وَيُحِقُّ اللّٰهُ الْحَقَّ بِكَلِمَاتِه۪ وَلَوْ كَرِهَ الْمُجْرِمُونَ۟
وَيُحِقُّ اللّٰهُ الْحَقَّ بِكَلِمَاتِه۪ وَلَوْ كَرِهَ الْمُجْرِمُونَ۟
Fiil cümlesidir. وَ atıf harfidir. يُحِقُّ merfû muzari fiildir. اللّٰهُ lafza-i celâli, fail olup lafzen merfûdur.
الْحَقَّ mef’ûlu mutlak olup fetha ile mansubdur.
Mef’ûlu mutlak: Fiil ile aynı kökten gelen masdardır. Mef’ûlu mutlak harf-i cer almaz. Harf-i cer alırsa hal olur. Mef’ûlu mutlak cümle olmaz. (Arapça Dilbilgisi Ayetlerle Nahiv Bilgisi)
بِكَلِمَاتِه۪ car mecruru يُحِقُّ fiiline müteallıktır. Muttasıl zamir ه۪ muzâfun ileyh olarak mahallen mecrurdur.
وَ haliyyedir. لَوْ gayr-ı cazim şart harfidir. Cümleye muzâf olur. كَرِهَ şart fiili olup fetha üzere mebni mazi fiildir.
الْمُجْرِمُونَ fail olup ref alameti وَ ’dır. Cemi müzekker kelimeler harfle îrablanır.
الْمُجْرِمُونَ sülâsî mücerrede bir harf ilave edilerek mezid yapılan if’al babının ism-i failidir.
İsm-i fail; eylemi yapan ve gerçekleştiren demektir. Geçici olarak o sıfatı yüklenen isimdir. İsm-i fail; hem varlığa (zata) hem de onun sıfatına delalet eden kelimelerdir. (Arapça Dilbilgisi Ayetlerle Nahiv Bilgisi)
وَيُحِقُّ اللّٰهُ الْحَقَّ بِكَلِمَاتِه۪ وَلَوْ كَرِهَ الْمُجْرِمُونَ۟
Ayetin ilk cümlesi, önceki cümleye matuf olup, müspet muzari fiil sıygasında faide-i haber talebî kelamdır. الْحَقَّ kelimesi mef’ûlu mutlaktır. Manayı tekid etmiştir.
Müsnedün ileyhin bütün esma-i hüsnaya ve kemâl sıfatlara şamil olan lafza-i celâlle marife olması telezzüz, teberrük ve haşyet duyguları uyandırmak içindir.

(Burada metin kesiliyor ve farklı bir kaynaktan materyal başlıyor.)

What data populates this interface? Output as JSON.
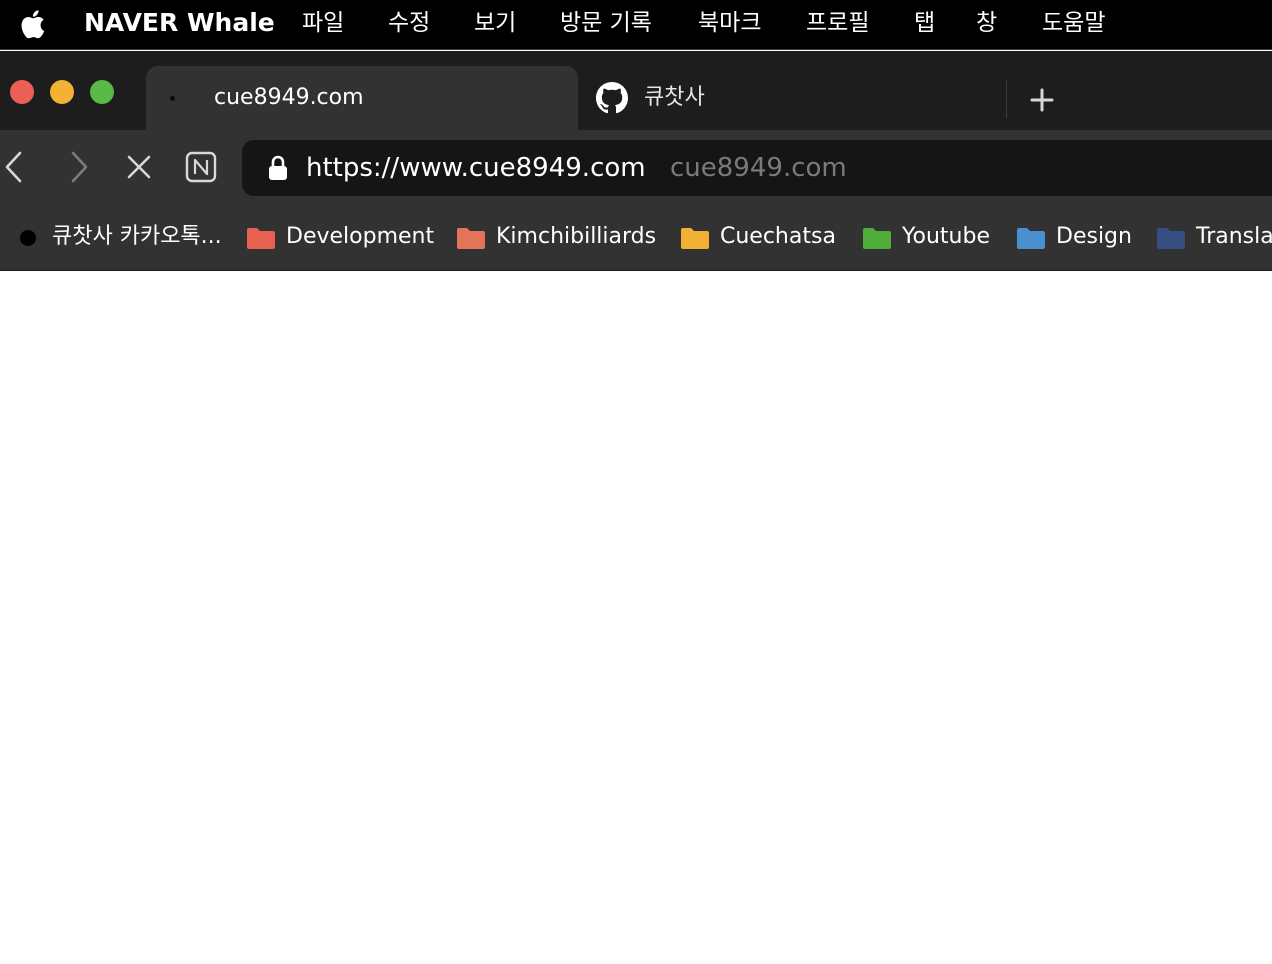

Ayette mütekellim Allah Teâlâ olduğu halde اللّٰهِ isminin zikredilmesi tecrîd sanatıdır.
يُحِقُّ - الْحَقَّ kelimeleri arasında cinas-ı iştikak ve reddü'l-acüz ale's-sadr sanatları vardır.
بِكَلِمَاتِه۪ izafetinde Allah Teâlâ’ya ait zamire muzâf olması كَلِمَاتِ ’ye şan ve şeref kazandırmıştır.
Bu cümlede zamir olarak gelmesi gerekirken açıkça zahir olarak lafza-i celâlin gelmesi, nefislerindeki mehabeti terbiye etmek içindir. بِكَلِمَاتِه۪ deki بِ sebebiyyedir. (Âşûr)
كَلِمَاتِ , Allah Teâlâ’nın yaratma kudreti ile alakalı müstear lafızdır. İradesine ve ilmine uygun olarak devam eden tekvini ifade eder. Bu çok şık bir istiaredir. Çünkü bu alaka; mananın idrakini sağlayan ve mütekellimin iradesine ve ilmine delalet eden kelama benzetilmiştir. (Âşûr)
بِكَلِمَاتِه۪ [Allah, sözleriyle] yani emir ve hükümleriyle وَيُحِقُّ اللّٰهُ الْحَقَّ [gerçeğin gerçekliğini ortaya çıkarır;] hakkı kalıcı kılar. (Keşşâf)
Hal وَ ’ı ile gelen son cümlede لَوْ, vasıl içindir yani sonraki manaya bağlantıdır. (Âşûr)
Sebat, temekkün ve istikrar ifade eden mazi fiil cümlesi, faide-i haber ibtidaî kelamdır.
الْمُجْرِمُونَ۟ ; suçlu demektir. جرم, kesip kopardı demektir. جريم, dalından koparıldığı için kuruyup kötü olan hurma demektir. مجرم, özünden kopan, haktan ayrılan kişi demektir.
الْمُجْرِمُونَ۟ ve كَرِهَ kelimeleri arasında mürâât-ı nazîr sanatı vardır.